Jay Z and Eminem are listed as featured guests on an untitled song from Rakim’s forthcoming collaborative album, a track marked on a leaked track list shared Sunday that would put the pair on the same recording for the first time in 25 years.
The listing — shown as the sixth track on the album — arrived via an Instagram post from Matthew “M80” Markoff, who called the project “AOTY 2026 - PUT SOME COT DAMN RESPEK ON MY NAME.” Markoff identified the entry as an interlude and said the appearance will be an official release, adding that “Em and Jay do not have verses on the interlude” and that the piece will find Hov and Em paying homage to Rakim’s legacy.
The scale of the release gives the listing weight. The Jay Z–Eminem pairing would mark the two stars’ first shared credit since 2001, when they collaborated on “Renegade.” The album itself pairs Rakim with Kurupt and Masta Killa and is targeted for release on Aug. 28, with guest spots also expected from Snoop Dogg, KRS-One, Raekwon, Ghostface Killah, Buckshot and Daz Dillinger. Markoff said the entire album and its components were recorded in the past two years and that the album carries a posthumous executive production credit for Oliver “Power” Grant of Wu-Tang Clan.
Those details frame why the listing is notable now: a cross-generational rollout of heavyweight names timed for late August could reshape summer release calendars and the way legacy acts curate multi-artist projects.
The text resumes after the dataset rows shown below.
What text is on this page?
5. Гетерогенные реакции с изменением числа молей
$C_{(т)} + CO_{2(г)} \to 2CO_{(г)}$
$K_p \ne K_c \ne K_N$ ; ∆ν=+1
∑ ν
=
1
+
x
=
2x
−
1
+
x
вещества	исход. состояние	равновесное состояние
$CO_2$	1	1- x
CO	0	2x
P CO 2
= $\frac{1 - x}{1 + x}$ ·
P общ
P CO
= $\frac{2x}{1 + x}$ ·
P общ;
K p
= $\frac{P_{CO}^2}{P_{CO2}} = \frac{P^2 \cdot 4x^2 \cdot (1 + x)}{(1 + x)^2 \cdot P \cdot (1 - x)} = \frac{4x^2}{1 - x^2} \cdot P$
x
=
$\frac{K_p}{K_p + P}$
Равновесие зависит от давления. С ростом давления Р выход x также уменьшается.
Markoff’s caption and handwritten note beside the sixth track supplied the specific claim that has generated the buzz: that Jay Z and Eminem appear together on an interlude rather than trading full verses.
The claim carries an immediate contradiction. A representative for Eminem told a reporter, "There has not been any outreach made to Eminem’s team regarding the Rakim/Kurupt/Masta Killa project." That statement sits at odds with Markoff’s assertion that the appearance is official and that Eminem and Jay Z recorded an interlude paying respect to Rakim. A representative for Jay Z did not immediately return a request for comment.
That gap matters to readers asking the practical question: are Jay Z and Eminem actually on the same track? The public evidence today is the track list itself and Markoff’s descriptions; the only direct representative comment in the record denies contact with Eminem’s camp. The listing could reflect a planned or promised contribution, an archival sample or a credit submitted ahead of final clearance — Markoff’s post does not detail how the two names appear sonically on the interlude beyond saying there are no verses.
For listeners and industry watchers, the concrete timelines are straightforward. The album with Rakim, Kurupt and Masta Killa is targeted for Aug. 28. The specific placement on the album is the sixth track. Markoff said the sessions that produced the album parts were completed over the past two years, and the project includes appearances from multiple classic-era voices alongside a production credit tied to Wu-Tang’s Oliver “Power” Grant.
What to watch next: the release itself on Aug. 28 and the credits that accompany it. If Jay Z and Eminem are listed in the album credits or audible on the released interlude, the listing will move from claim to confirmation; if neither credit nor audio materialize, the public discrepancy between Markoff’s post and Eminem’s representative will likely prompt further explanation or correction. At this moment, the track list lays out an intention — and the only definitive resolution will arrive when the album and its liner credits are published on Aug. 28.